Grabbing the name of a numpy structured array column when passed as a parameter to a function


When trying to use a numpy.array (a structured numpy array) I know I can pull up a column by doing something like array["col"]. From my understanding, this is because of numpy.dtype.names and the nature of structured arrays. However, when passing said array into a function, I don't get the column name when using numpy.dtype.name, I get something like "strxxx". If it helps to know, this particular array was created using numpy.genfromtxt() and a csv file. For example, the below code

def empty_check(param):
for ind in param:
    # Ignore future warning for comparison just for this instance
    with warnings.catch_warnings():
        warnings.simplefilter(action='ignore', category=FutureWarning)
        if ind == '':
            print("Please fill out required data in", param.dtype.name, "column")

results in:

Please fill out required data in str544 column

Would anyone have an idea as to why str544 comes up instead of the name of the column?

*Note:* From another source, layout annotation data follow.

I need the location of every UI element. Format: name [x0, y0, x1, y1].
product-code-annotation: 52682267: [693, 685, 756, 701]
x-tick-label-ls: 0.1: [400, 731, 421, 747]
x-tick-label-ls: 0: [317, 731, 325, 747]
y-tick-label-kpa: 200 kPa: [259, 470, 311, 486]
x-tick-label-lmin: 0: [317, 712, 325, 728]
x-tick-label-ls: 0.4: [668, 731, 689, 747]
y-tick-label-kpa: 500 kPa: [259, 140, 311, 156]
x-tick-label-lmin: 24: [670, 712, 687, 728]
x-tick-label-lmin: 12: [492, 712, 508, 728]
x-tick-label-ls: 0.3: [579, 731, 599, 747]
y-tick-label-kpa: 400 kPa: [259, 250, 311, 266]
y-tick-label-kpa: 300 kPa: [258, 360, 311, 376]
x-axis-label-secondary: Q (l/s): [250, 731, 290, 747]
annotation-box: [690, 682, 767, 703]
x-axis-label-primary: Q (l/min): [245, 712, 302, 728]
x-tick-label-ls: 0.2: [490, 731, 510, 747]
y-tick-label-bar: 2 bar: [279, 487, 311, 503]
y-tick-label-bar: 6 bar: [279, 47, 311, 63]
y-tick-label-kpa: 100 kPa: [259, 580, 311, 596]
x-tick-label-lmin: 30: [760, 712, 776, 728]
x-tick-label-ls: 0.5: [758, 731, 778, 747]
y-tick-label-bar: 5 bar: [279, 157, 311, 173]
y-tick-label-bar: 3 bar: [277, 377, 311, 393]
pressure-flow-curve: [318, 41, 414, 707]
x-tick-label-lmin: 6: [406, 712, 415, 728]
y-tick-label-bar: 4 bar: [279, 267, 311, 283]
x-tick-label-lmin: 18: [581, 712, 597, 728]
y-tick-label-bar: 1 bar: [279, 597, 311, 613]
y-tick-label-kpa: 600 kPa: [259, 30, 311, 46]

Setup Python 3.7.0 numpy 1.15.4 IDE: PyCharm 2018.3


Solution

  • You're making a small mistake here. You're assuming that dtype.name and dtype.names return the same thing. They do not.

    From the docs

    name A bit-width name for this data-type.

    names Ordered list of field names, or None if there are no fields.


    So what you're seeing is the bit-width name for the data type of your field. However, if you called dtype.names, you would be returned None, as the single field you have passed does not have any fields to return.


    As far as I know, there is not a way to infer the name of a field without access to the structured array that contains it. You will most likely have to pass the field name as a parameter to your empty_check function.